Cette idée étant admise assez généralement, le 18 février, une proclamation du Président d’Haïti, datée de Jérémie, annonça au peuple et à l’armée la fin de l’insurrection qui durait depuis le mois de janvier 1807. Elle attribua ce résultat « à l’habileté des généraux, à la persévérance et à la vaillance des officiers et soldats qui furent employés en cette occasion. »

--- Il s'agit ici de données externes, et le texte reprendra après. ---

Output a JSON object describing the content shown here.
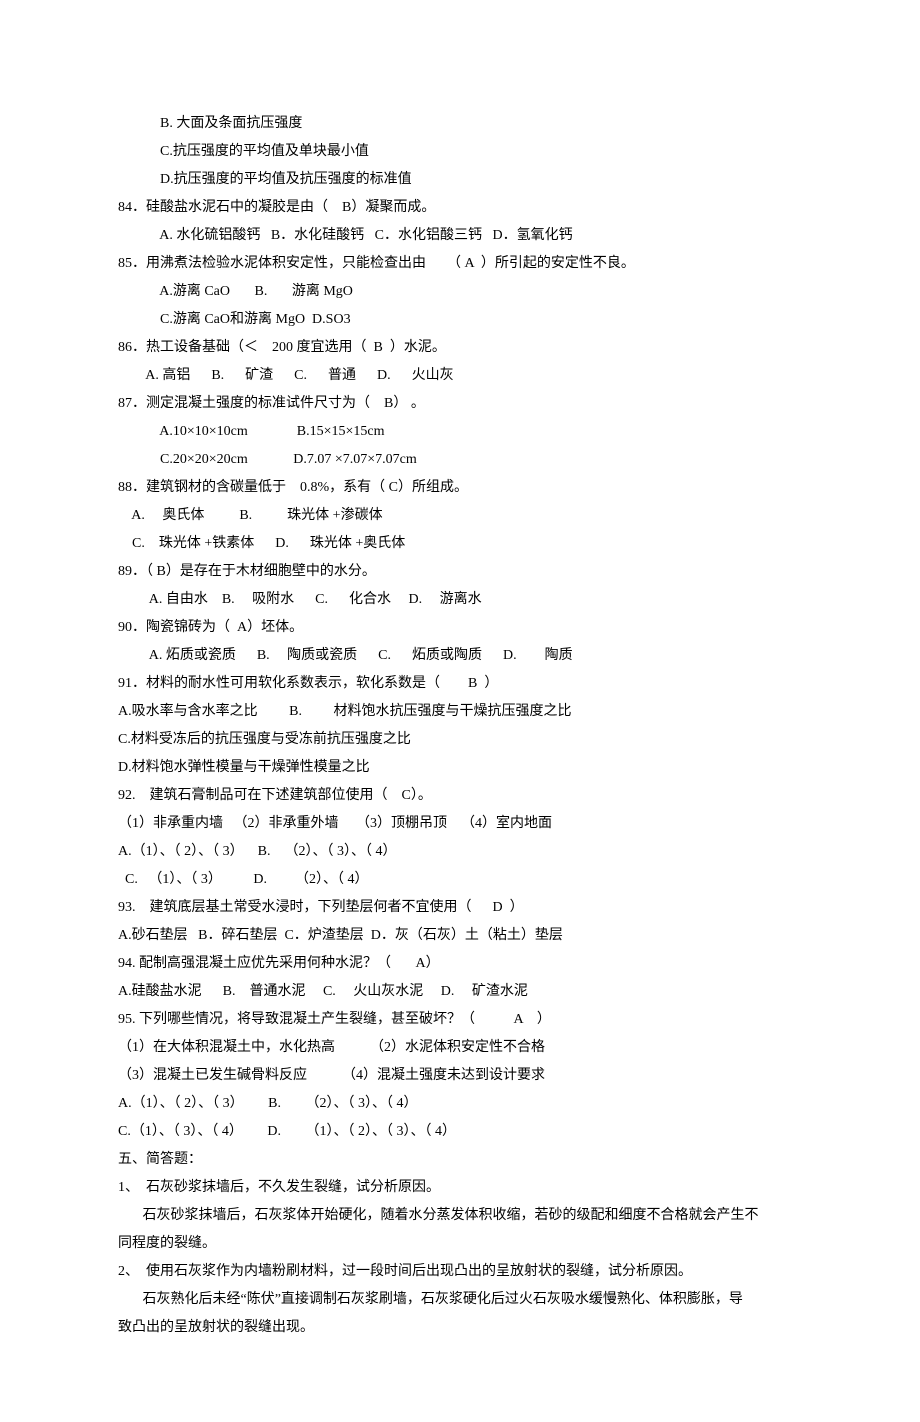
{
  "lines": [
    "            B. 大面及条面抗压强度",
    "            C.抗压强度的平均值及单块最小值",
    "            D.抗压强度的平均值及抗压强度的标准值",
    "84．硅酸盐水泥石中的凝胶是由（    B）凝聚而成。",
    "            A. 水化硫铝酸钙   B．水化硅酸钙   C．水化铝酸三钙   D．氢氧化钙",
    "85．用沸煮法检验水泥体积安定性，只能检查出由      （ A  ）所引起的安定性不良。",
    "            A.游离 CaO       B.       游离 MgO",
    "            C.游离 CaO和游离 MgO  D.SO3",
    "86．热工设备基础（＜    200 度宜选用（  B  ）水泥。",
    "        A. 高铝      B.      矿渣      C.      普通      D.      火山灰",
    "87．测定混凝土强度的标准试件尺寸为（    B） 。",
    "            A.10×10×10cm              B.15×15×15cm",
    "            C.20×20×20cm             D.7.07 ×7.07×7.07cm",
    "88．建筑钢材的含碳量低于    0.8%，系有（ C）所组成。",
    "    A.     奥氏体          B.          珠光体 +渗碳体",
    "    C.    珠光体 +铁素体      D.      珠光体 +奥氏体",
    "89．（ B）是存在于木材细胞壁中的水分。",
    "         A. 自由水    B.     吸附水      C.      化合水     D.     游离水",
    "90．陶瓷锦砖为（  A）坯体。",
    "         A. 炻质或瓷质      B.     陶质或瓷质      C.      炻质或陶质      D.        陶质",
    "91．材料的耐水性可用软化系数表示，软化系数是（        B  ）",
    "A.吸水率与含水率之比         B.         材料饱水抗压强度与干燥抗压强度之比",
    "C.材料受冻后的抗压强度与受冻前抗压强度之比",
    "D.材料饱水弹性模量与干燥弹性模量之比",
    "92.    建筑石膏制品可在下述建筑部位使用（    C）。",
    "（1）非承重内墙   （2）非承重外墙     （3）顶棚吊顶    （4）室内地面",
    "A.（1）、（ 2）、（ 3）    B.    （2）、（ 3）、（ 4）",
    "  C.   （1）、（ 3）         D.        （2）、（ 4）",
    "93.    建筑底层基土常受水浸时，下列垫层何者不宜使用（      D  ）",
    "A.砂石垫层   B．碎石垫层  C．炉渣垫层  D．灰（石灰）土（粘土）垫层",
    "94. 配制高强混凝土应优先采用何种水泥？（       A）",
    "A.硅酸盐水泥      B.    普通水泥     C.     火山灰水泥     D.     矿渣水泥",
    "95. 下列哪些情况，将导致混凝土产生裂缝，甚至破坏？（           A    ）",
    "（1）在大体积混凝土中，水化热高          （2）水泥体积安定性不合格",
    "（3）混凝土已发生碱骨料反应          （4）混凝土强度未达到设计要求",
    "A.（1）、（ 2）、（ 3）       B.       （2）、（ 3）、（ 4）",
    "C.（1）、（ 3）、（ 4）       D.       （1）、（ 2）、（ 3）、（ 4）",
    "五、简答题：",
    "1、  石灰砂浆抹墙后，不久发生裂缝，试分析原因。",
    "       石灰砂浆抹墙后，石灰浆体开始硬化，随着水分蒸发体积收缩，若砂的级配和细度不合格就会产生不",
    "同程度的裂缝。",
    "2、  使用石灰浆作为内墙粉刷材料，过一段时间后出现凸出的呈放射状的裂缝，试分析原因。",
    "       石灰熟化后未经“陈伏”直接调制石灰浆刷墙，石灰浆硬化后过火石灰吸水缓慢熟化、体积膨胀，导",
    "致凸出的呈放射状的裂缝出现。"
  ]
}
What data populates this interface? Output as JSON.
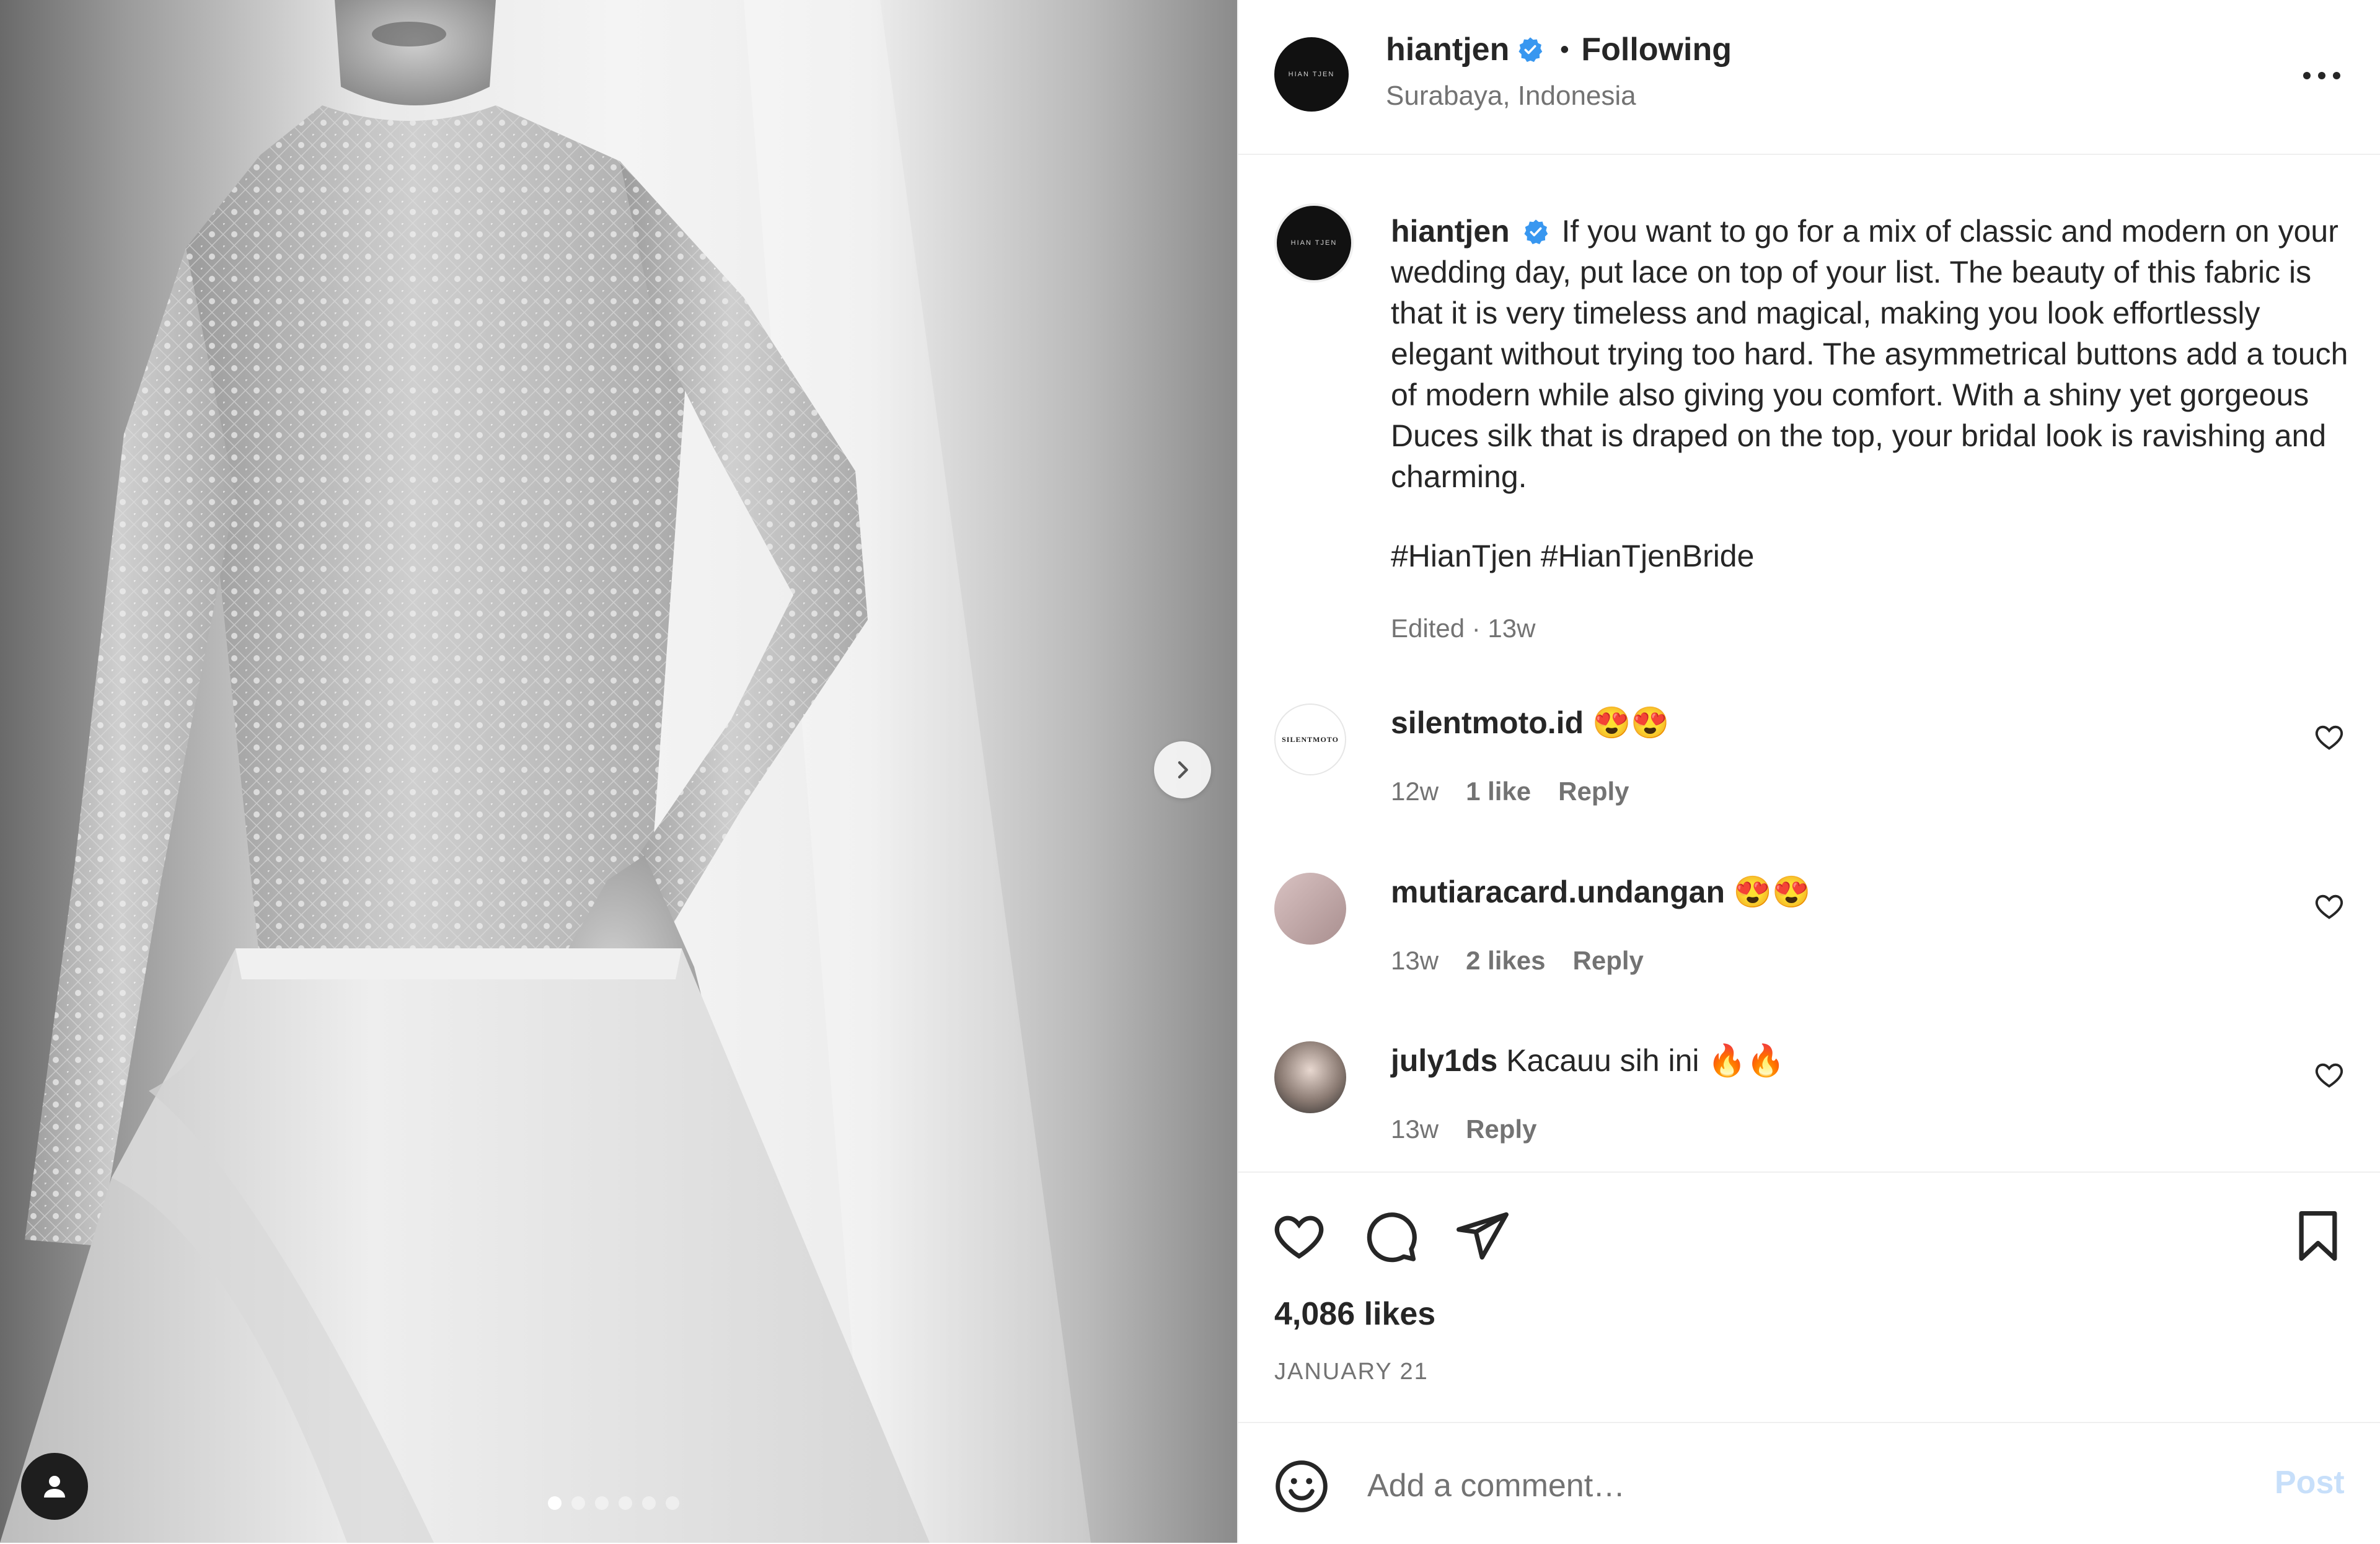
{
  "media": {
    "carousel_count": 6,
    "active_index": 0
  },
  "post_header": {
    "username": "hiantjen",
    "verified": true,
    "separator": "•",
    "follow_status": "Following",
    "location": "Surabaya, Indonesia",
    "avatar_logo_text": "HIAN TJEN"
  },
  "caption": {
    "username": "hiantjen",
    "text": "If you want to go for a mix of classic and modern on your wedding day, put lace on top of your list. The beauty of this fabric is that it is very timeless and magical, making you look effortlessly elegant without trying too hard. The asymmetrical buttons add a touch of modern while also giving you comfort. With a shiny yet gorgeous Duces silk that is draped on the top, your bridal look is ravishing and charming.",
    "hashtags": "#HianTjen #HianTjenBride",
    "meta": "Edited · 13w"
  },
  "comments": [
    {
      "username": "silentmoto.id",
      "text": "😍😍",
      "time": "12w",
      "likes": "1 like",
      "reply": "Reply",
      "avatar_text": "SILENTMOTO"
    },
    {
      "username": "mutiaracard.undangan",
      "text": "😍😍",
      "time": "13w",
      "likes": "2 likes",
      "reply": "Reply"
    },
    {
      "username": "july1ds",
      "text": "Kacauu sih ini 🔥🔥",
      "time": "13w",
      "likes": "",
      "reply": "Reply"
    }
  ],
  "actions": {
    "likes_count": "4,086 likes",
    "date": "JANUARY 21"
  },
  "add_comment": {
    "placeholder": "Add a comment…",
    "post_label": "Post"
  },
  "colors": {
    "text_primary": "#262626",
    "text_secondary": "#737373",
    "verified_blue": "#3897f0",
    "post_button_disabled": "#c7dffa",
    "divider": "#efefef"
  }
}
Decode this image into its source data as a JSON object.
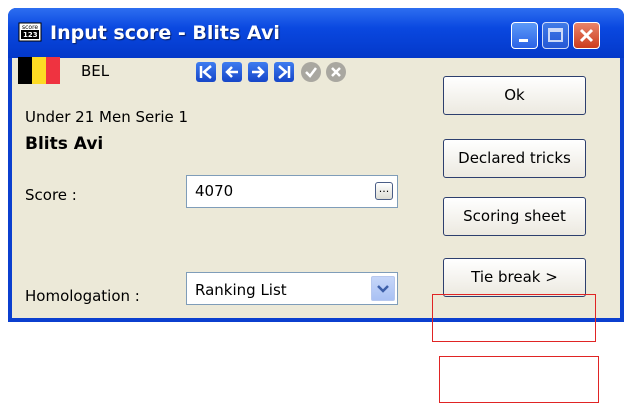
{
  "window": {
    "title": "Input score - Blits Avi",
    "icon_label": "score"
  },
  "competitor": {
    "country": "BEL",
    "category": "Under 21 Men Serie 1",
    "name": "Blits Avi"
  },
  "nav_icons": [
    "first-icon",
    "previous-icon",
    "next-icon",
    "last-icon",
    "confirm-icon",
    "cancel-icon"
  ],
  "fields": {
    "score_label": "Score :",
    "score_value": "4070",
    "score_picker": "...",
    "homologation_label": "Homologation :",
    "homologation_value": "Ranking List"
  },
  "buttons": {
    "ok": "Ok",
    "declared_tricks": "Declared tricks",
    "scoring_sheet": "Scoring sheet",
    "tie_break": "Tie break >"
  },
  "colors": {
    "titlebar": "#0a48e0",
    "face": "#ece9d8",
    "highlight_box": "#e02424"
  }
}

Les troupes et les citoyens du Sud, en effet, eurent la gloire d’avoir puissamment secondé le chef de l’État à donner la paix à leur département. La proclamation leur dit en outre :

« Militaires employés dans la Grande Anse, et vous, gardes nationales volontaires ! J’éprouve une satisfaction bien douce en vous félicitant aujourd’hui !… La patrie est reconnaissante de vos services ; elle ne les

  1. D’autres suppositions fuient faites à cette époque. Ainsi, on prétendit que Goman s’était rendu sur l’habitation de l’adjudant-général Gilles Bénech, aux Chardonnières, où il se livra à cet ancien camarade pour obtenir sa grâce du Président d’Haïti ; et que le président, avisé de cela par Gilles Bénech, envoya chez lui un détachement qui exécuta Goman secrètement. Mais Goman était un chef de rebelles, que le président pouvait légalement faire mettre à mort : pourquoi aurait-il environné cet événement de mystère ? Quelle crainte pouvait-il avoir à ce sujet ? Les gouvernemens ne peuvent jamais se flatter d’échapper à la calomnie, en Haïti peut-être plus que dans tout autre pays.